30) Jacob Nottingham, Milwaukee Brewers
31) Tyler Stephenson, Cincinnati Reds
32) Bruce Maxwell, Oakland Athletics
33) Tomas Nido, New York Mets
35) Max Pentecost, Toronto Blue Jays
36) Brett Cumberland, Atlanta Braves
37) Miguel Montero, Chicago Cubs
38) Meibrys Viloria, Kansas City Royals
This is the part of the list where you just dream on prospects because the reality of major leaguers at this point is just so sad. Nottingham might still be the guy people thought he was 12 months ago. Stephenson might be able to stay healthy and reach his potential. Maxwell might actually have turned a corner and find himself in a starting role in Oakland. Nido might be able to keep up his hitting barrage in Double-A. Pentecost might be able to catch again. Cumberland might be able to catch at all (probably not). Viloria might have a consensus on how to pronounce his name. Torrens might get back on the development track after the Padres store him on the back of their roster for all of 2017. If you don’t want to dream, there’s always Cervelli and Montero. Ouch.

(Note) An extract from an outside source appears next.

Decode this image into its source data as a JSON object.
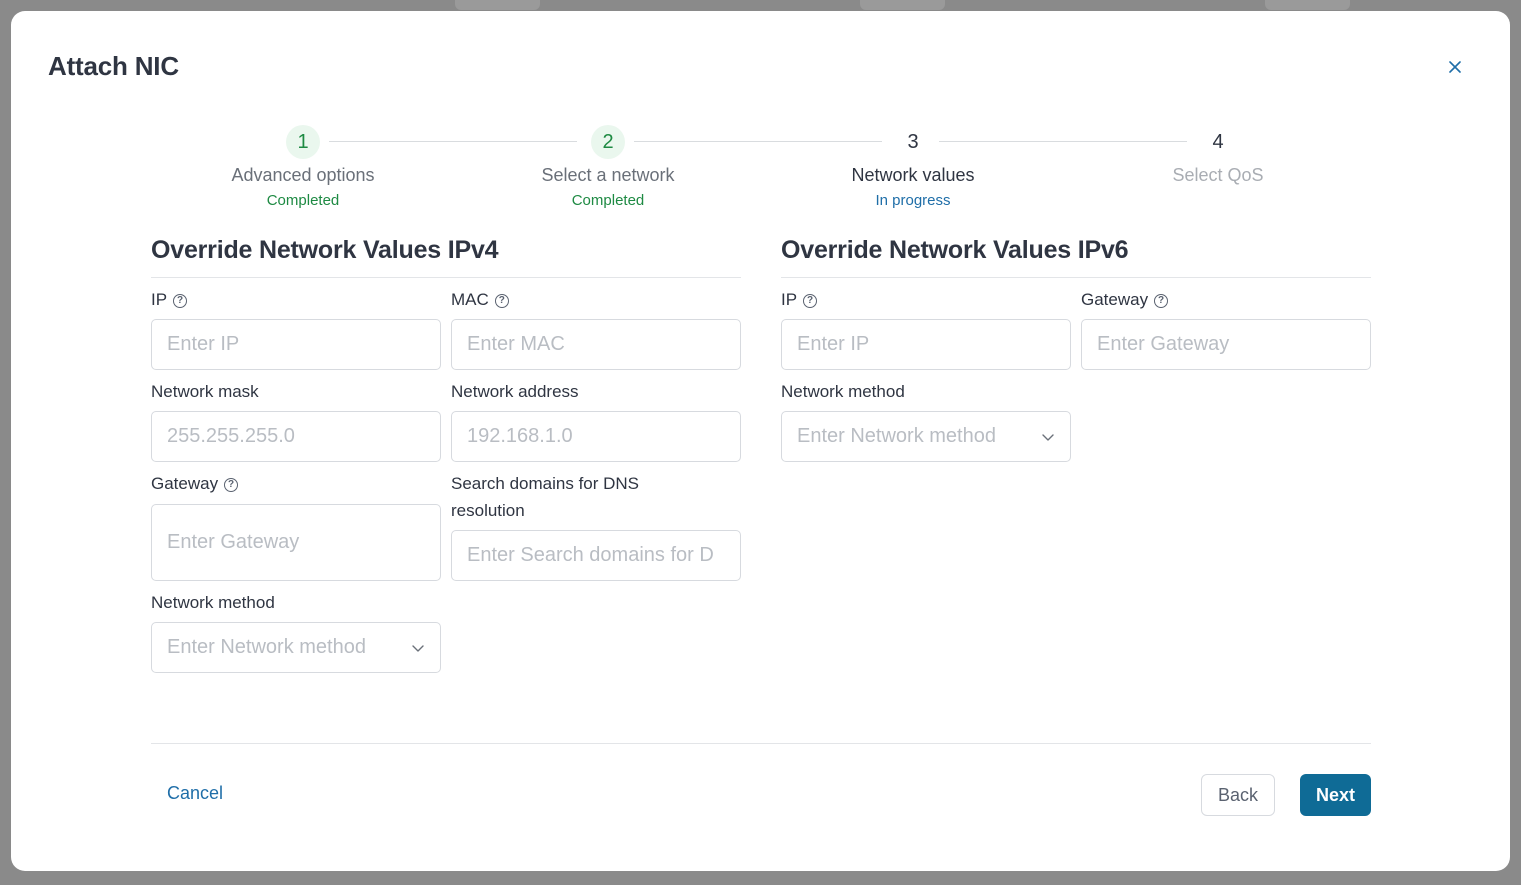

41) Sandy Leon, Boston Red Sox
42) Kevin Plawecki, New York Mets
43) Austin Barnes, Los Angeles Dodgers
44) Garrett Stubbs, Houston Astros
45) Austin Hedges, San Diego Padres
46) Chase Vallot, Kansas City Royals
47) Tony Wolters, Colorado Rockies
48) Manny Pina, Milwaukee Brewers
49) Dom Nunez, Colorado Rockies
There are four catchers who have reached double-digit homers in each of the last four seasons: Wilson Ramos, Sal Perez, Russell Martin and Jason Castro. The Twins may not have signed him for his pop, but there’s still a little there. Leon, Plawecki and Hedges (on the other hand) have combined for a total of 15 homers in their abbreviated major league careers. Amazingly, all three of them have gone deep off Scott Kazmir. That small lefty is such a big softy, handing out highlights to these bottom-rung backstops like that. Wolters and Pina could find themselves starting in really good home parks if Murphy and/or Susac don’t live up to their billing, or they may just be backups forever. Stubbs had a .918 OPS in his first taste of the upper minors and had more walks than strikeouts. He’s a stat projection system’s dream.